At home, Tatjana Maria speaks German with her children and Charles-Edouard, a former French professional who played on the satellite tour, speaks French. His mother, a frequent visitor, speaks her native language, Spanish, to her grandchildren while Charlotte is enrolled in an online academy whose primary language is English.

“Charlotte speaks four languages,” said Charles-Edouard Maria.

She is also a promising and enthusiastic tennis player, being coached primarily by her father but also being a frequent training partner for her mother. She even warms them up before games, albeit not at Wimbledon this year. Surprisingly, her frequent training sessions haven’t just helped Charlotte’s game.

“We have a place in the house and Tatjana trained with her every day during the lockdown and the pandemic,” said Charles-Edouard. “And it was really a plus for Tatjana’s game because by showing things to Charlotte she had to go back to basics and that refreshed her game and she built on that. That’s one of the reasons why she’s playing much better than before.”

Maria won a WTA 250 event in Bogotá, Colombia on clay that season: her second singles title on the Main Tour. The other came on grass in Mallorca in 2018, which was a foreshadowing for this Wimbledon.

She has a strong, relatively flat first serve, and her ability to hit hard sliced ​​shots off either wing keeps the ball particularly low on grass.
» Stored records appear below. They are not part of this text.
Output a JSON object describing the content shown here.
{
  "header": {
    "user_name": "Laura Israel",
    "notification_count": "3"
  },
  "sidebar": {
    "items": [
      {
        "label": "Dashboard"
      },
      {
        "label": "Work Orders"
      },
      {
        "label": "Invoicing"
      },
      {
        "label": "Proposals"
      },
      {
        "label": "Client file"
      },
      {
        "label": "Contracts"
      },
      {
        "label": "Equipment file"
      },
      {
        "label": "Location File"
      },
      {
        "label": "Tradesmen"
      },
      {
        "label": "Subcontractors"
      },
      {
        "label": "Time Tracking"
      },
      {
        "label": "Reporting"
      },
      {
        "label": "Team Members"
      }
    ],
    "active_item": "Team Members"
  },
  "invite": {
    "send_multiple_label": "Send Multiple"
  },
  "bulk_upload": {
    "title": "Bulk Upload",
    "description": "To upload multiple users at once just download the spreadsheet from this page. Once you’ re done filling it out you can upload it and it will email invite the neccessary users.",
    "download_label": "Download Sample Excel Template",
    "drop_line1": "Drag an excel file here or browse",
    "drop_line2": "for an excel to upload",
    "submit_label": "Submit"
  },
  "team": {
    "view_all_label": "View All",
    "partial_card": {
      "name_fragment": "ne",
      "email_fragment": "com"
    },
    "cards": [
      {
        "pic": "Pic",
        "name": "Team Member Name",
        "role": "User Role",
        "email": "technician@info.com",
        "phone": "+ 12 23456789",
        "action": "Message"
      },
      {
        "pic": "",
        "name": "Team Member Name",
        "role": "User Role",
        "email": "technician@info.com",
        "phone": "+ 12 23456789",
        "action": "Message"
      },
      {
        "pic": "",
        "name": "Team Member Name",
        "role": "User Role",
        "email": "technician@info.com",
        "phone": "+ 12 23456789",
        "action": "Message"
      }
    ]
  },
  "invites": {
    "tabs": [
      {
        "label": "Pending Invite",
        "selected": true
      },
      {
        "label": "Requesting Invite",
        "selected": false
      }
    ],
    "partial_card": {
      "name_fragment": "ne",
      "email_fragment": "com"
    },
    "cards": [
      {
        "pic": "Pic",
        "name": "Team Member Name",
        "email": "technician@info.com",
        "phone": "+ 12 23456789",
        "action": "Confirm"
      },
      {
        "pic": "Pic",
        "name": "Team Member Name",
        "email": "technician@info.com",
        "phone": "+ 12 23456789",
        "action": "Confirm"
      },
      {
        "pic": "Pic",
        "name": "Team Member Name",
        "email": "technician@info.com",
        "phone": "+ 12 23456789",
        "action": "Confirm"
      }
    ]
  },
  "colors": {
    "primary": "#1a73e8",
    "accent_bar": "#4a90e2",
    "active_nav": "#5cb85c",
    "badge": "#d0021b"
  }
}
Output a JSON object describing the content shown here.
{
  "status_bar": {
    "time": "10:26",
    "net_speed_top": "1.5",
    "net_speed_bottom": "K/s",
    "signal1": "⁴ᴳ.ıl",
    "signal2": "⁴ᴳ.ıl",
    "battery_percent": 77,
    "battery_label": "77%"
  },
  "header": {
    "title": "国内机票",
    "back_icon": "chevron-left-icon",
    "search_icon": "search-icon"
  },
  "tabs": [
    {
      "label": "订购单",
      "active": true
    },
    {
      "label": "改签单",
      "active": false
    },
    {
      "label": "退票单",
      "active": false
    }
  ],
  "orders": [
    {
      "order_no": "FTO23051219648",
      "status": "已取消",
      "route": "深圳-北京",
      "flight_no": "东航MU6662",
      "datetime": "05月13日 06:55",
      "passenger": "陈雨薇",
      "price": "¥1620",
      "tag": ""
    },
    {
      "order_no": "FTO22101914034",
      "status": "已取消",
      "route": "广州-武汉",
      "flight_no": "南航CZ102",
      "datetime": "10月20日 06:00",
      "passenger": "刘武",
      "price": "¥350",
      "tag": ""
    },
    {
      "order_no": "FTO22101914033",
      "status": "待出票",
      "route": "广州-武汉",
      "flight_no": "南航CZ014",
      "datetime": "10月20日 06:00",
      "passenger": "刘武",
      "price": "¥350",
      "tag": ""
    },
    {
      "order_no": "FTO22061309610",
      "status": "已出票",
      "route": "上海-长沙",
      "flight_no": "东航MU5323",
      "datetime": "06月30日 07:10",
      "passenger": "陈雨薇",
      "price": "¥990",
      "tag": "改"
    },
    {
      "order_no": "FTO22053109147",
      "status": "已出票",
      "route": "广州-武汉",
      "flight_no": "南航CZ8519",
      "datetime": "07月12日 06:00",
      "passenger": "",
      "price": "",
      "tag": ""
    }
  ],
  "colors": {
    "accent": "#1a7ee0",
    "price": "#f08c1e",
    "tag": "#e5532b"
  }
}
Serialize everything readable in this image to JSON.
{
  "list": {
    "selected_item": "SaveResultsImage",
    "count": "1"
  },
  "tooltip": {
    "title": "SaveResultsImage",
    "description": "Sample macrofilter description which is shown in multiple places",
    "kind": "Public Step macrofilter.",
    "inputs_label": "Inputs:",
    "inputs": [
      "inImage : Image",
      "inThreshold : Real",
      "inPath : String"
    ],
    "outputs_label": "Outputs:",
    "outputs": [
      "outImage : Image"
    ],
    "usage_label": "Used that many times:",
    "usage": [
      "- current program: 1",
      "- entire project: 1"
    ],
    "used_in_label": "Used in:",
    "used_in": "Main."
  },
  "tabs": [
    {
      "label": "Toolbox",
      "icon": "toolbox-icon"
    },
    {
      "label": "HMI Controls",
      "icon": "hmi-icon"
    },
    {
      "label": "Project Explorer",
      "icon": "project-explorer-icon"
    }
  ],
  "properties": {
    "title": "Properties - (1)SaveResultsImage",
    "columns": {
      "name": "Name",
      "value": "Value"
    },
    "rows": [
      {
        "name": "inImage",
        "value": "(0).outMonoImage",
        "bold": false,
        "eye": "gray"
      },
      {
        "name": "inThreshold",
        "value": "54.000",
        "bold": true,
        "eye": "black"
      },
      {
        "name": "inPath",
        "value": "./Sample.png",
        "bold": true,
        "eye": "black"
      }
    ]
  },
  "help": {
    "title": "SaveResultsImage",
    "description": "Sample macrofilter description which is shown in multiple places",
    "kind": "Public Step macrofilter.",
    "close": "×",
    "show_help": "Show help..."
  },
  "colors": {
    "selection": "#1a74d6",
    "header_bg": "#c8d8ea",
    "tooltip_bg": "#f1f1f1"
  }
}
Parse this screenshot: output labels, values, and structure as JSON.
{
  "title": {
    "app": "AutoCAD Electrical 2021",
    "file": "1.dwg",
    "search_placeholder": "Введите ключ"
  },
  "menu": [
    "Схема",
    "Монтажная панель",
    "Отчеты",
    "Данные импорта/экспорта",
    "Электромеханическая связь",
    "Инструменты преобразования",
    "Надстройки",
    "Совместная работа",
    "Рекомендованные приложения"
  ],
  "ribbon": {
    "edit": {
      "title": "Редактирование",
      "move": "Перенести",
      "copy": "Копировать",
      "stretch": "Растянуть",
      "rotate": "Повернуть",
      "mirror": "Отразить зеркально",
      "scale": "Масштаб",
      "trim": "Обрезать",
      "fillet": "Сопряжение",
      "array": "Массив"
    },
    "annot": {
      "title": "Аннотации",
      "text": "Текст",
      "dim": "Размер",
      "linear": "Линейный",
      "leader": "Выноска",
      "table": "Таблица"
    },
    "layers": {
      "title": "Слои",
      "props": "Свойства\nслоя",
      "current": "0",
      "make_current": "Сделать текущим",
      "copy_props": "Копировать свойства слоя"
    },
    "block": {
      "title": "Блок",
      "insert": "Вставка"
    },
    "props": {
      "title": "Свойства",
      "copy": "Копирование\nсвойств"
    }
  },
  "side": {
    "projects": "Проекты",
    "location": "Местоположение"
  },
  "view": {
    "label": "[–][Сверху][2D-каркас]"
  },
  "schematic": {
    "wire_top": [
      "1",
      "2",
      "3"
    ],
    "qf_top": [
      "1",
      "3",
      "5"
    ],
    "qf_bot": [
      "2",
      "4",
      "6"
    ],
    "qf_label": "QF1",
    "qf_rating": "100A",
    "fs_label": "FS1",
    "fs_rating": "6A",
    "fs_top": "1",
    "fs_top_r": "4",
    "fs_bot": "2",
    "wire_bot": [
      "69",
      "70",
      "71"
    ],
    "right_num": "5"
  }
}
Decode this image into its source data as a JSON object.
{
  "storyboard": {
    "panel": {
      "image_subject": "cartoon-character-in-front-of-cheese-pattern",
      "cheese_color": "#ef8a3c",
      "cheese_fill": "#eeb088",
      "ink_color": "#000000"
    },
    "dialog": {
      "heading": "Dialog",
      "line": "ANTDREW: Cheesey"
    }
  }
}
That makes it harder for opponents to attack, and Maria defused some tough opponents here, upsetting three seeded players: No.26 Sorana Cirstea of ​​Romania, No.5 Maria Sakkari of Greece and No.12 Jelena Ostapenko of Latvia.

Niemeier, making her Wimbledon debut, also had large and varied arms, although she only finished 97th. Watching her wrestle all courts with Maria often felt like stepping into a tennis time machine, with both players chipping and charging the net and Niemeier frequent overhead serves, volleys and smacks as Maria throws towering, often throwing beautifully placed lobs.

Niemeier appeared to be in command, taking a 4-2 lead in the decider, but Maria kept fighting and improvising on the run to close the gap. She saved a break point at 5-5, then held at 6-5 after a scrambling point that earned a standing ovation from much of the crowd. She broke Niemeier’s serve to end her most significant win.

A few hours later, Jabeur closed her own at Wimbledon. Next up: a surprise semi-final against her BBQ buddy.

“She’s one of those role models I wish players would look up to,” Jabeur said of Maria. “Because she really suffered to play in the Grand Slams and win rounds and now look at her. A Wimbledon semi-finalist after giving birth to two babies. It’s a really amazing story.”